The following expression was used to enable mediaSupport and puseaudioSupport:

(...)
    torbrowserWithAudio = pkgs.torbrowser.override {
      mediaSupport = true;
      pulseaudioSupport = true;
    };
(...)

and installed with nix-env -iA torbrowserWithAudio.

[joachifm]

Can you try with override useHardenedMalloc = false?

[unode]

This helps.

On a quick test I didn't see any "Gah! Tab crashed" error and about:support works fine.

[joachifm]

It should be off by default then, it used to work :(

[unode]

Could this be triggered by a missing or mismatched library?
I also only started noticing this after enabling pulseaudio system-wide. If this helps diagnosing the issue...

[joachifm]

I think it's simply because the firefox jemalloc is incompatible with the hardened allocator. firefox has to be built with --disable-jemalloc for that to work.
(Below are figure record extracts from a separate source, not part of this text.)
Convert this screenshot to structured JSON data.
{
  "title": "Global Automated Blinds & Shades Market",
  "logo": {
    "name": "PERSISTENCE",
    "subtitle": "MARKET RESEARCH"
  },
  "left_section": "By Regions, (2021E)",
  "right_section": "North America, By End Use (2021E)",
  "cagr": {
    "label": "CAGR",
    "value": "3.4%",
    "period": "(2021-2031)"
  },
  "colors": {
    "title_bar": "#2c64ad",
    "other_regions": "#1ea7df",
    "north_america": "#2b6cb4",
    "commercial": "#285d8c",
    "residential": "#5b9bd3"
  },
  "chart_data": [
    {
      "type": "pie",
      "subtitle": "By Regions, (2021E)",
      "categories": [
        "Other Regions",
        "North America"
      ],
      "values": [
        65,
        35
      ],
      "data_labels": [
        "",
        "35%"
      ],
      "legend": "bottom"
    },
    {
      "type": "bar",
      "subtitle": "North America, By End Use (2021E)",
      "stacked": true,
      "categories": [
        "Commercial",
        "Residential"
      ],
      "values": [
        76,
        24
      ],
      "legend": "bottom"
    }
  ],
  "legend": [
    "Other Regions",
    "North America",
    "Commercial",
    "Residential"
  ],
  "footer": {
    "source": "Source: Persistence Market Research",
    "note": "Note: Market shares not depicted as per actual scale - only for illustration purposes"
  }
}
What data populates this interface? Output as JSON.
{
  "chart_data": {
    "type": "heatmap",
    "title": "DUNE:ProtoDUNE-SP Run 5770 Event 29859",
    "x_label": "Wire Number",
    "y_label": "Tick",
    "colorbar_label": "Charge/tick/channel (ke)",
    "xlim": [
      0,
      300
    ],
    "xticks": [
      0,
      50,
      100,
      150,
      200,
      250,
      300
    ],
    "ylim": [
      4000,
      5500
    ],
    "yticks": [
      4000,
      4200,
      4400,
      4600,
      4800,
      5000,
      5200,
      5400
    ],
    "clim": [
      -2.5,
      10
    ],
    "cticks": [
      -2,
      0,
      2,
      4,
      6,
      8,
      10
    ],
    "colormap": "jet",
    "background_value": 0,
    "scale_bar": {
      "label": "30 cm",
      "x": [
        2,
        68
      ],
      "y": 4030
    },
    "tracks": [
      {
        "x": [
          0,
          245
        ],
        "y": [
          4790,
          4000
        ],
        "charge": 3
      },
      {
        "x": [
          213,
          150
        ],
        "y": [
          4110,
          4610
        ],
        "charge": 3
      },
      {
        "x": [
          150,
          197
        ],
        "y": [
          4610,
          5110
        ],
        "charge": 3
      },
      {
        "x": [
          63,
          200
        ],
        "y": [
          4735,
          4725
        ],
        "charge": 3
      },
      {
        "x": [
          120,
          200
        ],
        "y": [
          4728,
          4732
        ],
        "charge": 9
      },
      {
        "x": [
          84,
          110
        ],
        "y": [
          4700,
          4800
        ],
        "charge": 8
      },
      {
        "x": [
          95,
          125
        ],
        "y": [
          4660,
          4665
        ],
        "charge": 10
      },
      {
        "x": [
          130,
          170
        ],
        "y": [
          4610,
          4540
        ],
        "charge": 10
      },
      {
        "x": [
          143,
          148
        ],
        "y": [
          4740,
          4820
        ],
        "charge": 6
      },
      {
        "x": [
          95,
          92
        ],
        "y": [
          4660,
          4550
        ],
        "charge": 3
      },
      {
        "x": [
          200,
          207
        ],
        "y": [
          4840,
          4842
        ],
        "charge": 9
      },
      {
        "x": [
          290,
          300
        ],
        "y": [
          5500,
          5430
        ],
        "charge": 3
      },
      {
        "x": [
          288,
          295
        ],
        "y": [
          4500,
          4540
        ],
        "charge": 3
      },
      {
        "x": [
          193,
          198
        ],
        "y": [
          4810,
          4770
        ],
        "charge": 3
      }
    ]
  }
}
I wonder why this appears to have worked before; maybe the tbb build has changed.

Relevant mailing list thread here (fair warning: it turns into a not-so-productive exchange after a few messages): https://lists.torproject.org/pipermail/tor-dev/2019-August/013982.html

[joachifm]

I think that at this point it'd be appropriate to revert the commit that added hardened alloc support, with a note as to why, maybe opening an issue to track work (if anyone cares) to make hardened malloc work with tbb/firefox.

[unode]

I'm not into the differences/advantages of each allocator.

In this case I have the user hat on and unless there's a critical aspect of relevance I'm happy to trade that in favour of a functional browser.